Dr. Shuhao Liu's Research Projects

Research Interests:

1. Interfacial phenomena: Colloids, Adsorption and Desorption
2. Functional Surface & Materials: Antifouling and Antimicrobial Coatings & Materials, Antifungal Coatings, Self-Cleaning Materials, Food Packaging Materials
3. Colloids and nanomaterials: Nanoencapsulation, Drug and Delivery
4. Composite materials: Antimicrobial Polymer Composites, Thermal Interface Metal/Soft-Matter
5. Industry subjects: Surfactants and Emulsion, Oil Production, Stimuli-Responsive Supramolecular Fluids

Nanomaterials for Advanced Chemical and Drug Delivery Systems

Porous Materials (Mesoporous Silica)

Our lab is deeply interested in exploring nanomaterials, especially porous materials, for advanced chemical and drug delivery systems. These materials, known for their high surface area, tunable pore structures, and functional versatility, provide transformative solutions for controlled and targeted release applications in diverse fields.

Porous nanomaterials such as mesoporous silica, functionalized polymers, and metal-organic frameworks (MOFs) have been investigated for applications ranging from sustained release of asphaltene inhibitors in energy production to antimicrobial agents for enhanced food safety. In the biomedical domain, these materials enable precise delivery of drugs, small molecules, and imaging agents, improving therapeutic outcomes while reducing side effects. Our lab is also particularly interested in magnetic nanomaterials that integrate diagnostic and therapeutic functionalities, offering cutting-edge approaches for imaging and treatment. By designing and tailoring nanomaterials to meet specific application requirements, our research contributes to innovations in sustainability, healthcare, and industrial efficiency.

Multifunctional Nanomaterials and Surface Coatings

Nanofibers for food packaging

Multifunctional Surfaces

Surface Wettability

Our lab is dedicated to exploring multifunctional nanomaterials and surface coatings with diverse applications ranging from antifouling and drug release to anticorrosion and anti-icing. One area of focus is on designing advanced surfaces, including superhydrophobic, superoleophobic, and SLIPS (slippery liquid-infused porous surfaces) materials. These engineered surfaces rely on precise control of wettability and barrier properties to prevent dirt accumulation, bacterial adhesion, and contamination. By minimizing fouling, these surfaces improve hygiene and efficiency in industries such as food packaging, healthcare, and environmental protection.
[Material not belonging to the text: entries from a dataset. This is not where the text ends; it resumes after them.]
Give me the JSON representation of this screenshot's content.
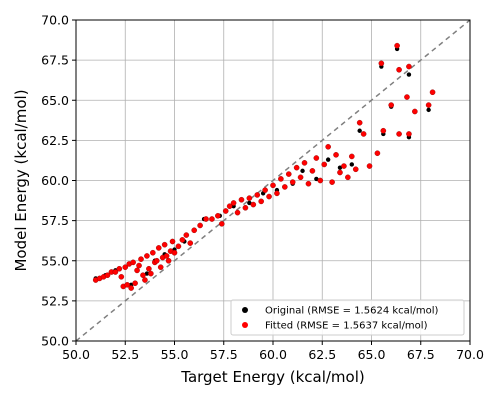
{
  "chart_data": {
    "type": "scatter",
    "title": "",
    "xlabel": "Target Energy (kcal/mol)",
    "ylabel": "Model Energy (kcal/mol)",
    "xlim": [
      50.0,
      70.0
    ],
    "ylim": [
      50.0,
      70.0
    ],
    "xticks": [
      "50.0",
      "52.5",
      "55.0",
      "57.5",
      "60.0",
      "62.5",
      "65.0",
      "67.5",
      "70.0"
    ],
    "yticks": [
      "50.0",
      "52.5",
      "55.0",
      "57.5",
      "60.0",
      "62.5",
      "65.0",
      "67.5",
      "70.0"
    ],
    "grid": true,
    "legend_position": "lower-right",
    "reference_line": {
      "from": [
        50.0,
        50.0
      ],
      "to": [
        70.0,
        70.0
      ],
      "style": "dashed",
      "color": "#808080"
    },
    "series": [
      {
        "name": "Original (RMSE = 1.5624 kcal/mol)",
        "color": "#000000",
        "points": [
          [
            51.0,
            53.9
          ],
          [
            51.5,
            54.1
          ],
          [
            52.0,
            54.4
          ],
          [
            52.5,
            54.6
          ],
          [
            52.8,
            53.5
          ],
          [
            53.2,
            54.7
          ],
          [
            53.6,
            54.2
          ],
          [
            54.0,
            55.0
          ],
          [
            54.5,
            55.4
          ],
          [
            55.0,
            55.7
          ],
          [
            55.5,
            56.2
          ],
          [
            56.5,
            57.6
          ],
          [
            57.3,
            57.8
          ],
          [
            58.0,
            58.4
          ],
          [
            58.8,
            58.6
          ],
          [
            59.5,
            59.2
          ],
          [
            60.2,
            59.4
          ],
          [
            61.0,
            59.8
          ],
          [
            61.5,
            60.6
          ],
          [
            62.2,
            60.1
          ],
          [
            62.8,
            61.3
          ],
          [
            63.4,
            60.8
          ],
          [
            64.0,
            61.0
          ],
          [
            64.4,
            63.1
          ],
          [
            65.3,
            61.7
          ],
          [
            65.5,
            67.1
          ],
          [
            65.6,
            62.9
          ],
          [
            66.0,
            64.6
          ],
          [
            66.3,
            68.2
          ],
          [
            66.4,
            66.9
          ],
          [
            66.9,
            66.6
          ],
          [
            66.9,
            62.7
          ],
          [
            67.9,
            64.4
          ],
          [
            68.1,
            65.5
          ]
        ]
      },
      {
        "name": "Fitted (RMSE = 1.5637 kcal/mol)",
        "color": "#ff0000",
        "points": [
          [
            51.0,
            53.8
          ],
          [
            51.2,
            53.9
          ],
          [
            51.4,
            54.0
          ],
          [
            51.6,
            54.1
          ],
          [
            51.8,
            54.3
          ],
          [
            52.0,
            54.3
          ],
          [
            52.2,
            54.5
          ],
          [
            52.3,
            54.0
          ],
          [
            52.4,
            53.4
          ],
          [
            52.5,
            54.6
          ],
          [
            52.6,
            53.5
          ],
          [
            52.7,
            54.8
          ],
          [
            52.8,
            53.3
          ],
          [
            52.9,
            54.9
          ],
          [
            53.0,
            53.6
          ],
          [
            53.1,
            54.4
          ],
          [
            53.2,
            54.7
          ],
          [
            53.3,
            55.1
          ],
          [
            53.4,
            54.1
          ],
          [
            53.5,
            53.8
          ],
          [
            53.6,
            55.3
          ],
          [
            53.7,
            54.5
          ],
          [
            53.8,
            54.2
          ],
          [
            53.9,
            55.5
          ],
          [
            54.0,
            54.9
          ],
          [
            54.1,
            55.0
          ],
          [
            54.2,
            55.8
          ],
          [
            54.3,
            54.6
          ],
          [
            54.4,
            55.2
          ],
          [
            54.5,
            56.0
          ],
          [
            54.6,
            55.3
          ],
          [
            54.7,
            55.0
          ],
          [
            54.8,
            55.6
          ],
          [
            54.9,
            56.2
          ],
          [
            55.0,
            55.5
          ],
          [
            55.2,
            55.9
          ],
          [
            55.4,
            56.3
          ],
          [
            55.6,
            56.6
          ],
          [
            55.8,
            56.1
          ],
          [
            56.0,
            56.9
          ],
          [
            56.3,
            57.2
          ],
          [
            56.6,
            57.6
          ],
          [
            56.9,
            57.6
          ],
          [
            57.2,
            57.8
          ],
          [
            57.4,
            57.3
          ],
          [
            57.6,
            58.1
          ],
          [
            57.8,
            58.4
          ],
          [
            58.0,
            58.6
          ],
          [
            58.2,
            58.0
          ],
          [
            58.4,
            58.8
          ],
          [
            58.6,
            58.3
          ],
          [
            58.8,
            58.9
          ],
          [
            59.0,
            58.5
          ],
          [
            59.2,
            59.1
          ],
          [
            59.4,
            58.7
          ],
          [
            59.6,
            59.4
          ],
          [
            59.8,
            59.0
          ],
          [
            60.0,
            59.7
          ],
          [
            60.2,
            59.2
          ],
          [
            60.4,
            60.1
          ],
          [
            60.6,
            59.6
          ],
          [
            60.8,
            60.4
          ],
          [
            61.0,
            59.9
          ],
          [
            61.2,
            60.8
          ],
          [
            61.4,
            60.2
          ],
          [
            61.6,
            61.1
          ],
          [
            61.8,
            59.8
          ],
          [
            62.0,
            60.6
          ],
          [
            62.2,
            61.4
          ],
          [
            62.4,
            60.0
          ],
          [
            62.6,
            61.0
          ],
          [
            62.8,
            62.1
          ],
          [
            63.0,
            59.9
          ],
          [
            63.2,
            61.6
          ],
          [
            63.4,
            60.5
          ],
          [
            63.6,
            60.9
          ],
          [
            63.8,
            60.2
          ],
          [
            64.0,
            61.5
          ],
          [
            64.2,
            60.7
          ],
          [
            64.4,
            63.6
          ],
          [
            64.6,
            62.9
          ],
          [
            64.9,
            60.9
          ],
          [
            65.3,
            61.7
          ],
          [
            65.5,
            67.3
          ],
          [
            65.6,
            63.1
          ],
          [
            66.0,
            64.7
          ],
          [
            66.3,
            68.4
          ],
          [
            66.4,
            66.9
          ],
          [
            66.4,
            62.9
          ],
          [
            66.8,
            65.2
          ],
          [
            66.9,
            67.1
          ],
          [
            66.9,
            62.9
          ],
          [
            67.2,
            64.3
          ],
          [
            67.9,
            64.7
          ],
          [
            68.1,
            65.5
          ]
        ]
      }
    ]
  }
}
Beyond antifouling, these surface designs also exhibit exceptional performance in applications like anticorrosion, where they protect metal structures from environmental degradation, and anti-icing, where they inhibit ice formation under extreme conditions. In addition, our lab is particularly interested in leveraging these multifunctional surfaces for controlled drug delivery and chemical release, integrating their protective and responsive properties with nanomaterials for enhanced performance..

Stimuli-Responsive Materials for Smart Applications

Stimuli-responsive system

Our lab is advancing the development of stimuli-responsive materials that adapt their properties in response to environmental triggers such as pH, temperature, or ionic strength. These materials have transformative applications, ranging from enhancing oil and gas production through advanced fluid systems to enabling smart drug delivery platforms for precision medicine. By tailoring their responsiveness, these materials offer controlled release capabilities and dynamic adaptability, making them ideal for use in energy, healthcare, and other cutting-edge technologies. 

Fundamental Studies of Interfacial Interaction

Fundamental studies of interfacial interaction between colloids and surfaces 

Our lab investigates the intricate interactions occurring at interfaces, focusing on how colloids, surfaces, and fluids interact under varying conditions. By understanding the forces and dynamics at play—such as adhesion, wetting, and electrostatic interactions—we aim to unlock new possibilities in the design of functional materials.